Fue la última vez que Anette supo de él.
Su desaparición nunca pareció ser algo real. Anette aún intenta convencerse de que su ausencia no es más que un producto de su imaginación. Los sueños suelen ser más macizos que la realidad, sobre todo en ese mundo.
De pequeña, le preguntó a su madre, con los ojos llorosos.
-¿Dónde está Toby?
- Se fue al cielo- se limitó a responderle
Desde ese momento lo comprendió todo, y decidió que lo iba a esperar. Pase lo que pase, lo iba esperar.
Se sintió incapaz de crecer sin su amigo a su lado. No pudo cambiar, siguió siendo la misma niña, esa que tenía un globo en la mano.
Y lo esperó, durante 5 años, lo esperó.
Hasta que una linda tarde de abril él volvió.
Había bajado del cielo, había concluido su largo viaje de 5 años dispuesto a volver a vivir su vida normal.
Pero ya no era el mismo. Había crecido, y el cielo lo había convertido en uno de sus ciudadanos. Todo su cuerpo se había tornado de un tenue color celeste.
Anette lo odió y odió al cielo por lo que le había hecho su amigo. Ese no era el niño que recordaba, el niño del globo en la mano. Se negó a dirigirle la palabra, se negó a mirarlo.
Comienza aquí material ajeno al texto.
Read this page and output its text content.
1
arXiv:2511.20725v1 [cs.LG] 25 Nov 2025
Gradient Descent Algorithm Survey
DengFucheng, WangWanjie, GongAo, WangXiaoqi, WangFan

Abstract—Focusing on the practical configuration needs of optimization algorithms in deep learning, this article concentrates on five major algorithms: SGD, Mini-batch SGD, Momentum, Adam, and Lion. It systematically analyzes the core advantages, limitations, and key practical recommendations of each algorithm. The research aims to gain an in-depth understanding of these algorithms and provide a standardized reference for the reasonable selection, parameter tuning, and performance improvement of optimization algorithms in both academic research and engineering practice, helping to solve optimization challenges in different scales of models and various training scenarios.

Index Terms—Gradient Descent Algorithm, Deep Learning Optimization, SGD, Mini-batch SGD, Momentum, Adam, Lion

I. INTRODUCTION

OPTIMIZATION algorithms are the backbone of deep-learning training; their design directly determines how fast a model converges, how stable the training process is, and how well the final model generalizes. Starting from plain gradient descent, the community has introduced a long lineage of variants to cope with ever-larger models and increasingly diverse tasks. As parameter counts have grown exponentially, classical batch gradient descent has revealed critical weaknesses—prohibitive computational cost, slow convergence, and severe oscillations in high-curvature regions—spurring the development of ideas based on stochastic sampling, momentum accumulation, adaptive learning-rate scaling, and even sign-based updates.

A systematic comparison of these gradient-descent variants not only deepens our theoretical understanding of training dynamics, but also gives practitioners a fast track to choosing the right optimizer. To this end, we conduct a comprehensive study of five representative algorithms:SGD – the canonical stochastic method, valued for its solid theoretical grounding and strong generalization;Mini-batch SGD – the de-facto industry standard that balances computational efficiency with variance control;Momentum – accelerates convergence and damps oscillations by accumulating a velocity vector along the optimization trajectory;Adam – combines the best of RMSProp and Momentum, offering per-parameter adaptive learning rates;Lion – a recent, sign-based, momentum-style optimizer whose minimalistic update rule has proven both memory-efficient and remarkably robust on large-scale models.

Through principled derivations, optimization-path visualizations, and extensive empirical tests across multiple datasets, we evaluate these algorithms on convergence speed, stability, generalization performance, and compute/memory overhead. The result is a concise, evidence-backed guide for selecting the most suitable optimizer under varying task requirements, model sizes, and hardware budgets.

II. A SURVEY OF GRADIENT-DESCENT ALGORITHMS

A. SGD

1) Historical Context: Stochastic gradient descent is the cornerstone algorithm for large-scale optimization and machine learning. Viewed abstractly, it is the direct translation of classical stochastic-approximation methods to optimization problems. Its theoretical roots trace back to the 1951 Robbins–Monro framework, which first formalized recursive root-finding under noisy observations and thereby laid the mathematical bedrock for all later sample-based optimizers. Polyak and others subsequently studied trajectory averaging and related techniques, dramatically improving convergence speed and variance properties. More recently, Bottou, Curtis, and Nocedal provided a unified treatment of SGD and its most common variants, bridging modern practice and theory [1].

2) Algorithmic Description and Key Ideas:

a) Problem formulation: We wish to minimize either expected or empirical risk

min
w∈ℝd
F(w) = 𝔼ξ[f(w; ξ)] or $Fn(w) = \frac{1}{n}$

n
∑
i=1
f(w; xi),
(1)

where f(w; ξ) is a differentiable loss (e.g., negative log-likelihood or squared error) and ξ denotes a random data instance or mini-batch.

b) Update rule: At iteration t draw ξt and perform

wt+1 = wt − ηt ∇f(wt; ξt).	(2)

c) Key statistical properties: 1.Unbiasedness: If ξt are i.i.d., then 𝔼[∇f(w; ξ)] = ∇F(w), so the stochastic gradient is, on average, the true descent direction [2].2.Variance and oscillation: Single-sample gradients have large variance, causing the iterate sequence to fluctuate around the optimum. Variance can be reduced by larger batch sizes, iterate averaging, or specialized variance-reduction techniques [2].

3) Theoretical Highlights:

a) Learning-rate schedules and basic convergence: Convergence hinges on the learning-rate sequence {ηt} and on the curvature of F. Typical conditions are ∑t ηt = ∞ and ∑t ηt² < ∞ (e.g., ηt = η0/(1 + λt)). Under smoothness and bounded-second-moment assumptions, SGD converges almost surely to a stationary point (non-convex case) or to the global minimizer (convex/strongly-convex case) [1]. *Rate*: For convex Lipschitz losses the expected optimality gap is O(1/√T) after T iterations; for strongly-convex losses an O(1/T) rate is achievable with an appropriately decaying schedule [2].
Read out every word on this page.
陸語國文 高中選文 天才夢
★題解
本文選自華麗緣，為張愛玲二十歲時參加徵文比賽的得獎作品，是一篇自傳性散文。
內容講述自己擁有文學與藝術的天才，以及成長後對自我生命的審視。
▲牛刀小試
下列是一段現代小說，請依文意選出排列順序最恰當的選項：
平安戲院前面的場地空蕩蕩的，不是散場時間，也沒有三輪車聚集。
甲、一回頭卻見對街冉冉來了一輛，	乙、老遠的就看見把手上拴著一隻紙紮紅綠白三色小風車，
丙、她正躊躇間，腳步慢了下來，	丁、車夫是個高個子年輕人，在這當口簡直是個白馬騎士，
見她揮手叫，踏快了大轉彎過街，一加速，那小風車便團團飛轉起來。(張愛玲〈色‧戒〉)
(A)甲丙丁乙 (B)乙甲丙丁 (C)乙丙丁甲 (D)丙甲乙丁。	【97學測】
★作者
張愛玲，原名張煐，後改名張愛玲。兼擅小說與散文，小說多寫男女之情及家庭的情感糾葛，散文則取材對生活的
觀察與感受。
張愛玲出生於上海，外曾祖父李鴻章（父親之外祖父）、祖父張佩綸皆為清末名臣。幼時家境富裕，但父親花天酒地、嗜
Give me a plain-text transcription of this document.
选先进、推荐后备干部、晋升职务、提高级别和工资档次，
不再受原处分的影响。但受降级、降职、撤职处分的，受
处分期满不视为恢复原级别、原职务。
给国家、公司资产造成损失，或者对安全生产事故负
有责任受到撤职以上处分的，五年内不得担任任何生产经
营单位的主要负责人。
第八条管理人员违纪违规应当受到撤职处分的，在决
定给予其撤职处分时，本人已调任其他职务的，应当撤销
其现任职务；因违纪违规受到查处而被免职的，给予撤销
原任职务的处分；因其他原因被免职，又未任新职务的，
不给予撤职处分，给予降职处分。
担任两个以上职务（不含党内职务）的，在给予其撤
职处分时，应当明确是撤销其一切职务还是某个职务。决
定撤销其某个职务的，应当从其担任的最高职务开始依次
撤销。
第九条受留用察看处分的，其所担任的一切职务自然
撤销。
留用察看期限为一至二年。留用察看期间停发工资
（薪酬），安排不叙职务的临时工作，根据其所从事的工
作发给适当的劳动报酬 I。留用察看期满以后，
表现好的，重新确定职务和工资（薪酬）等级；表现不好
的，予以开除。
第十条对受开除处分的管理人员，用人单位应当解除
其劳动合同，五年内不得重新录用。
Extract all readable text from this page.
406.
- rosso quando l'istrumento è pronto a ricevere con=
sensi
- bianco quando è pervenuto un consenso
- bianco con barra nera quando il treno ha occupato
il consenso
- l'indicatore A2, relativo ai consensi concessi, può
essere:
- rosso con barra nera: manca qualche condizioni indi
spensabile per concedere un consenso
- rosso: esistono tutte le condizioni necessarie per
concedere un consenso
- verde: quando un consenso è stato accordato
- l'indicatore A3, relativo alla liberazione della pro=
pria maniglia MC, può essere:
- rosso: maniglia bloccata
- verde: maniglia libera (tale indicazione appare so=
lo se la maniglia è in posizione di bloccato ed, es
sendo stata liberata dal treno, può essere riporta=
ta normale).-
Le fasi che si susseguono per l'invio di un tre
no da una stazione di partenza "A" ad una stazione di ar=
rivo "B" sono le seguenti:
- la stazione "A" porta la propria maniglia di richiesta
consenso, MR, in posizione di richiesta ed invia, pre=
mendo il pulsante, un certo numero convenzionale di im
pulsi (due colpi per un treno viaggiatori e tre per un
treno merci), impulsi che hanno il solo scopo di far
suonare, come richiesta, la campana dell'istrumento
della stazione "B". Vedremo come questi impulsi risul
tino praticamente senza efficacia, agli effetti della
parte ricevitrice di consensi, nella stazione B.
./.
Pero el cielo no abandona tan fácilmente a aquellos que forman parte de su mundo. El cielo es un agujero negro que se chupa a la gente que más quieres.
Así que Toby fue siendo cada vez más y más celeste hasta que se fusionó con el firmamento del mediodía.
Anette le rogó al cielo que le devolviera a su amigo, a su verdadero amigo, el niñito de piel morena que jugaba carreras con ella.
Pero ese niño no existía más, y Anette nunca pudo cambiar. Nunca soltó el globo de su mano.